Read about it: United Fund helps libraries
Published 1:54 am Saturday, September 26, 2009
Pat Davis is one of hundreds of patrons who visit the Andalusia Public Library every week, taking advantage of what she calls “one of the last ‘free’ things in the world.”
“Everything is so expensive nowadays, but you can still go into the library and pick out a book and get free entertainment for a long time,” she said. “I’ve always been a library person, ever since I was a little girl.”
Of course, the library isn’t really “free” — it’s paid for by local tax dollars and other sources. But when those monies come up short, that’s where organizations like the Covington County United Fund (CCUF) help to fill in the gaps.
In previous years, Andalusia Public Library director Karin Taylor has said the allocations from the CCUF go to help make the library’s summer reading program a success.
She has also said the CCUF helps to provide prizes for the library’s various contests throughout the year, helps to pay for hand puppets for children’s shows and helps with the costs of periodical subscriptions.
Andalusia’s library isn’t the only one that receives money from the CCUF — the libraries in Opp and Florala do so, as well. But it’s the one where Davis spends most of her time, reading everything from Stephen King novels to the works of Karen White.
“My favorite thing to read is the CIA thriller or espionage novels,” Davis said. “Right now, I’m reading a lot of Karen White, who is a modern author that has several stories set in Charleston (S.C.). I’ve visited Charleston before, so it’s a lot of fun to read about places you’ve been.”
Davis said her family moved from small town to small town often when she was growing up, but as long as the town had a library she was happy.
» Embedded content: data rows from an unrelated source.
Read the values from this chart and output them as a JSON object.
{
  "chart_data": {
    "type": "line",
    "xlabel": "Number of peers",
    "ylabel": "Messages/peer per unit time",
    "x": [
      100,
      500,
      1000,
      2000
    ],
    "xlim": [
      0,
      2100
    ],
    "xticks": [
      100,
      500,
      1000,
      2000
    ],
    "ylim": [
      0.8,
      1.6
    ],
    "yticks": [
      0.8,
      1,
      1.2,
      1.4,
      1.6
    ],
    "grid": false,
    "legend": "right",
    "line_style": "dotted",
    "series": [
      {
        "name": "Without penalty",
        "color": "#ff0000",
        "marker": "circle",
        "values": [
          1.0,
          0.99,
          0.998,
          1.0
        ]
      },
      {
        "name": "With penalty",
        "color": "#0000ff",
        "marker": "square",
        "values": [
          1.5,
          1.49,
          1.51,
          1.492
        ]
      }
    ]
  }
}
“We have a beautiful library here in Andalusia,” she said. “I’ve been in towns even smaller than Andalusia, and they have some amazing libraries as well.”
Of course, Davis has also seen some whole-scale changes at libraries throughout the years. Gone are the days of dusty rows of cards in the card catalog, which have been long replaced by computerized databases that include listings not only at one library but also libraries in other cities. Computer banks are also a noticeable feature of any modern library, allowing patrons the ability to browse the Internet or work on a project.
Davis said she doesn’t use the computers at the library because she has a computer at home, and she doesn’t really miss the card catalog.
There is one feature she does miss, though.
“There used to be these cards in the back of the books, and when you checked it out, they’d stamp it with your personal number,” she said. “Then, later, if you were looking for a book, you could take it out and look in the back and if you saw your number on that card, then you knew you had read it already.
“Of course, now when you check it out the librarian can look on the computer and see if you’ve read it before. I just liked being able to look at that card.”
However, Davis added there are several books that she can’t help but read over and over again.
“I’ve probably read Stephen King’s The Stand more times than I can remember,” she laughed. “I don’t really like most of his stuff, but I really enjoy that book.”
Davis said she is also trying to instill a love of reading in future generations, and tries to take her grandchildren to the library as often as she can.
“I’m afraid that in today’s world, people aren’t reading as often and don’t realize how wonderful it can be to lose yourself in a good book,” she said. “I always go to bed with a book and read until I feel tired.”
Davis and her husband, Jurell Davis, live in Andalusia. They have two children, Amy Williams and Ronnie Davis, and a son who has passed away, Chris Davis. They also have four grandchildren and two great-grandchildren.